Now, we see the trend reversing because organisations care more about security and data storage. Governments are worried about data sovereignty and wish to have their data stored locally within their borders.”

So, what does it mean to be digitally sovereign? It means you are independent — not replying on foreign services, foreign clouds and so on. Communication is an important part of digital sovereignty that that’s the purpose for which eXpress.ms was built.”

The decision to avoid open-source dependencies is crucial to the eXpress.ms’ success.

To integrate into Russia’s Critical Infrastructure Facilities, authorities require solution providers to obtain the FSTEC (Federal Service for Technical and Export Control) certification. Without the certification, it’s impossible to operate in sectors such as banking, telecommunications, healthcare, energy, and nuclear power.

To qualify for the certification, the source code undergoes stringent reviews by independent testing centres for potential back doors that allow data to be transferred or altered without permission. That minimises risks of espionage — an aspect Russia is known to be cautious of.

Every comma [and] every symbol of your source code is checked. That is the only way to obtain the certificate, and you cannot do this with open-source code. This is also why eXpress.ms is absolutely secure,” says Andrey.

Solving a Gap in the Market.

Before eXpress.ms, Andrey had worked for one of the largest system integrators in the country.

I had a 15-year career in the industry, and became the vice president of sales. We were one of the largest Microsoft partners in Russia at the time, and I sold more than a billion American dollars worth of licences across 11 years,” he shares.

However, I always wanted to start something of my own — to create something, and not just be a reseller.
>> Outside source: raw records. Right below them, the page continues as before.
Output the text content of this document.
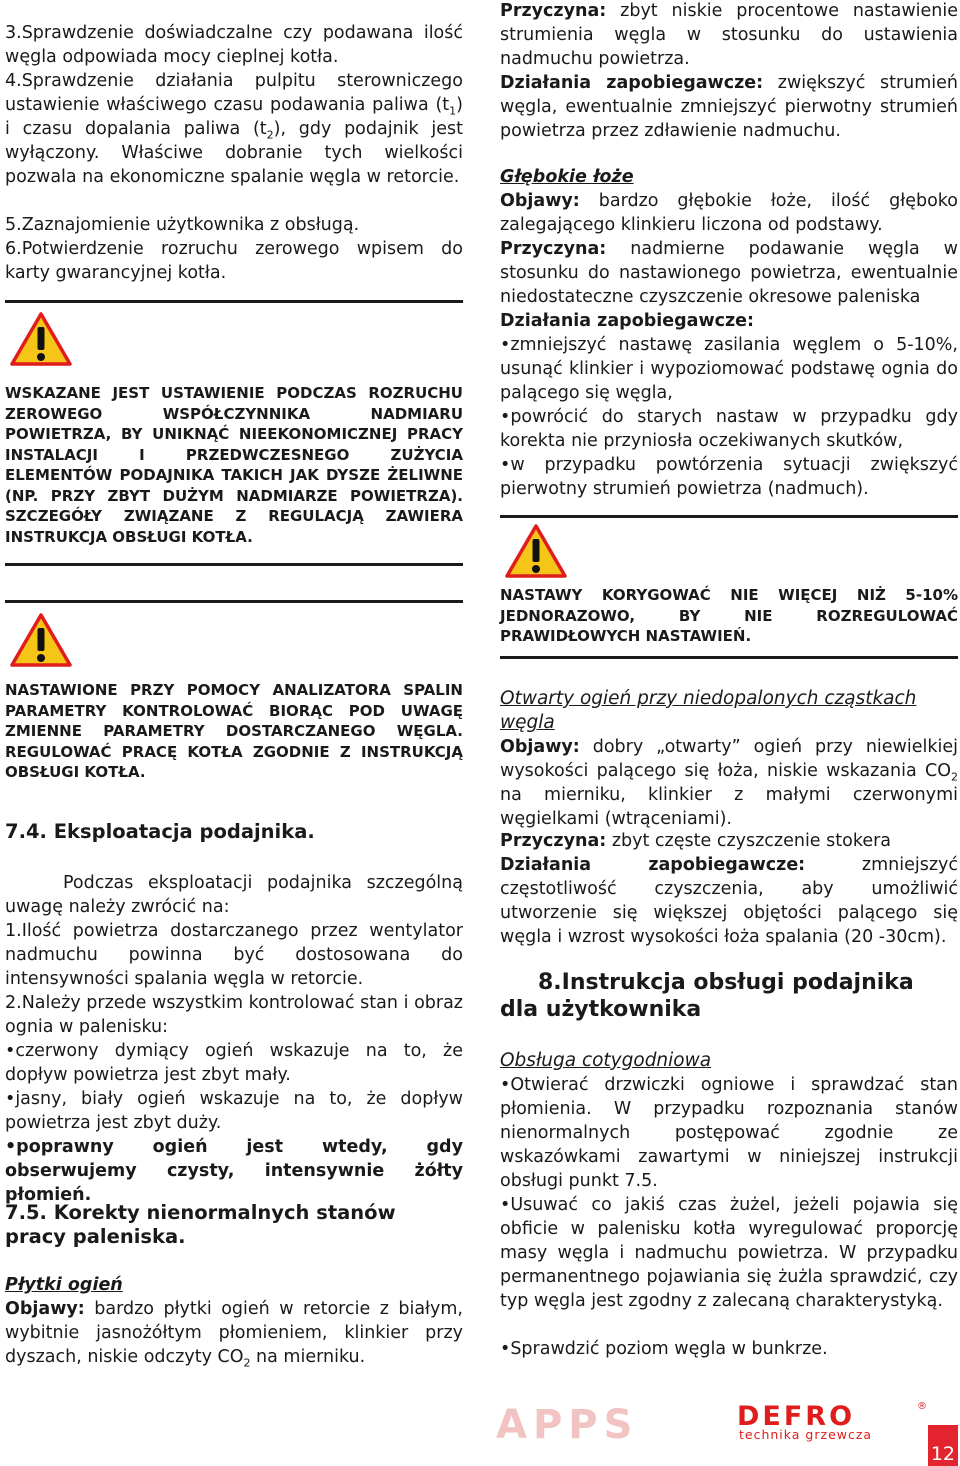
3.Sprawdzenie doświadczalne czy podawana ilość węgla odpowiada mocy cieplnej kotła.

4.Sprawdzenie działania pulpitu sterowniczego ustawienie właściwego czasu podawania paliwa $(t_1)$ i czasu dopalania paliwa $(t_2)$, gdy podajnik jest wyłączony. Właściwe dobranie tych wielkości pozwala na ekonomiczne spalanie węgla w retorcie.

5.Zaznajomienie użytkownika z obsługą.

6.Potwierdzenie rozruchu zerowego wpisem do karty gwarancyjnej kotła.

WSKAZANE JEST USTAWIENIE PODCZAS ROZRUCHU ZEROWEGO WSPÓŁCZYNNIKA NADMIARU POWIETRZA, BY UNIKNĄĆ NIEEKONOMICZNEJ PRACY INSTALACJI I PRZEDWCZESNEGO ZUŻYCIA ELEMENTÓW PODAJNIKA TAKICH JAK DYSZE ŻELIWNE (NP. PRZY ZBYT DUŻYM NADMIARZE POWIETRZA). SZCZEGÓŁY ZWIĄZANE Z REGULACJĄ ZAWIERA INSTRUKCJA OBSŁUGI KOTŁA.

NASTAWIONE PRZY POMOCY ANALIZATORA SPALIN PARAMETRY KONTROLOWAĆ BIORĄC POD UWAGĘ ZMIENNE PARAMETRY DOSTARCZANEGO WĘGLA. REGULOWAĆ PRACĘ KOTŁA ZGODNIE Z INSTRUKCJĄ OBSŁUGI KOTŁA.

7.4. Eksploatacja podajnika.

Podczas eksploatacji podajnika szczególną uwagę należy zwrócić na:

1.Ilość powietrza dostarczanego przez wentylator nadmuchu powinna być dostosowana do intensywności spalania węgla w retorcie.

2.Należy przede wszystkim kontrolować stan i obraz ognia w palenisku:

•czerwony dymiący ogień wskazuje na to, że dopływ powietrza jest zbyt mały.

•jasny, biały ogień wskazuje na to, że dopływ powietrza jest zbyt duży.

•poprawny ogień jest wtedy, gdy obserwujemy czysty, intensywnie żółty płomień.

7.5. Korekty nienormalnych stanów pracy paleniska.

Płytki ogień

Objawy: bardzo płytki ogień w retorcie z białym, wybitnie jasnożółtym płomieniem, klinkier przy dyszach, niskie odczyty $CO_2$ na mierniku.

Przyczyna: zbyt niskie procentowe nastawienie strumienia węgla w stosunku do ustawienia nadmuchu powietrza.

Działania zapobiegawcze: zwiększyć strumień węgla, ewentualnie zmniejszyć pierwotny strumień powietrza przez zdławienie nadmuchu.

Głębokie łoże

Objawy: bardzo głębokie łoże, ilość głęboko zalegającego klinkieru liczona od podstawy.

Przyczyna: nadmierne podawanie węgla w stosunku do nastawionego powietrza, ewentualnie niedostateczne czyszczenie okresowe paleniska

Działania zapobiegawcze:

•zmniejszyć nastawę zasilania węglem o 5-10%, usunąć klinkier i wypoziomować podstawę ognia do palącego się węgla,

•powrócić do starych nastaw w przypadku gdy korekta nie przyniosła oczekiwanych skutków,

•w przypadku powtórzenia sytuacji zwiększyć pierwotny strumień powietrza (nadmuch).

NASTAWY KORYGOWAĆ NIE WIĘCEJ NIŻ 5-10% JEDNORAZOWO, BY NIE ROZREGULOWAĆ PRAWIDŁOWYCH NASTAWIEŃ.

Otwarty ogień przy niedopalonych cząstkach węgla

Objawy: dobry „otwarty” ogień przy niewielkiej wysokości palącego się łoża, niskie wskazania $CO_2$ na mierniku, klinkier z małymi czerwonymi węgielkami (wtrąceniami).

Przyczyna: zbyt częste czyszczenie stokera

Działania zapobiegawcze: zmniejszyć częstotliwość czyszczenia, aby umożliwić utworzenie się większej objętości palącego się węgla i wzrost wysokości łoża spalania (20 -30cm).

8.Instrukcja obsługi podajnika dla użytkownika

Obsługa cotygodniowa

•Otwierać drzwiczki ogniowe i sprawdzać stan płomienia. W przypadku rozpoznania stanów nienormalnych postępować zgodnie ze wskazówkami zawartymi w niniejszej instrukcji obsługi punkt 7.5.

•Usuwać co jakiś czas żużel, jeżeli pojawia się obficie w palenisku kotła wyregulować proporcję masy węgla i nadmuchu powietrza. W przypadku permanentnego pojawiania się żużla sprawdzić, czy typ węgla jest zgodny z zalecaną charakterystyką.

•Sprawdzić poziom węgla w bunkrze.

APPS	DEFRO	®
technika grzewcza
12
At the time, we wanted a secure enterprise communication suite for ourselves, but we couldn’t find such a product on the market. That’s when I decided to build one of my own.”
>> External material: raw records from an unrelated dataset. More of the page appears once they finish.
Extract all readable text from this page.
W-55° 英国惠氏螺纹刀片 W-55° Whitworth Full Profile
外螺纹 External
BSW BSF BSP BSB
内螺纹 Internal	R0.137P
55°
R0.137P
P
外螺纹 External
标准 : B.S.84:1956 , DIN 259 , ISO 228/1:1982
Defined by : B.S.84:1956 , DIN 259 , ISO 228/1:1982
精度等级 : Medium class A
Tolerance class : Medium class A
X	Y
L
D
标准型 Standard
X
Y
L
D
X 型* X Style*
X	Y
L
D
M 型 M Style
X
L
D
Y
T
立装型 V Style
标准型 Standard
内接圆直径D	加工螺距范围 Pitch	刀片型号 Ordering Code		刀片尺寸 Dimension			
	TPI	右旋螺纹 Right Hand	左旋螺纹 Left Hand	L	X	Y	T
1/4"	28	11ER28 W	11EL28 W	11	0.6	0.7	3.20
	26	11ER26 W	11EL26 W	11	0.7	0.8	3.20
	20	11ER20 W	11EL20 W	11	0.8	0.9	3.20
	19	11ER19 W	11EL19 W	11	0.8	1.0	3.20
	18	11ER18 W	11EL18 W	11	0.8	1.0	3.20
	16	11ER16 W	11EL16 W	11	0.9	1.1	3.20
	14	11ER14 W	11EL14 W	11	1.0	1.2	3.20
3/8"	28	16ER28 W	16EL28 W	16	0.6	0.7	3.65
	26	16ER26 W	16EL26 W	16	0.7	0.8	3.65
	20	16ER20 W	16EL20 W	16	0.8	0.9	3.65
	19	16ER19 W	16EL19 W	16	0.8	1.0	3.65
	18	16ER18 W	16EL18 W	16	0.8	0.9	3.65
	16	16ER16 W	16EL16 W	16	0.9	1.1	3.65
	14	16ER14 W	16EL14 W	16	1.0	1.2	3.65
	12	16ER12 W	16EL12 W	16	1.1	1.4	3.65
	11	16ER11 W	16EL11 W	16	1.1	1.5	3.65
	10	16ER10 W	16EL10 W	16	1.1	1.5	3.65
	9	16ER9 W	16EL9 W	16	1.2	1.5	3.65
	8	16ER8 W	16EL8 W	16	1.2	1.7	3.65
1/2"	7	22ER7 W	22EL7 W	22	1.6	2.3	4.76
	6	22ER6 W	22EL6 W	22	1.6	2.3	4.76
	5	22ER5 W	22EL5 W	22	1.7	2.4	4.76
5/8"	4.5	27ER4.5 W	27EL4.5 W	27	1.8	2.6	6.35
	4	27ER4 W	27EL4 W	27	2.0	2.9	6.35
We launched a minimum viable product with just chat and video conferencing — and slowly, we added featured and connected to internal services such as Oracle, SAP and so on.”

eXpress.ms is eight years old at the time of writing, but it took them five years to develop the minimal viable product. Within three years of commercialisation, they’ve commanded a considerable part of the Russian market. Now, they are setting their sights overseas.

Andrey explains that Malaysia has several factors that make it an attractive market to tackle for a company like eXpress.ms.

First of all, we look at the country’s relation to Russia. The second thing is the size and structure of the country. Compared to Indonesia, although it has a larger population, the infrastructure is less structured,” he explains.

Finally, it is about demand for the product. Some countries, they may have a large population, they may be organised, but perhaps they don’t prioritise cybersecurity. Malaysia is open to adopting Russian technologies, is organised from top to bottom, and checks all these boxes.”

Andrey concludes that Malaysia is a strategic hub for eXpress.ms’ future activities, and will play a key role in their efforts to expand into the global market.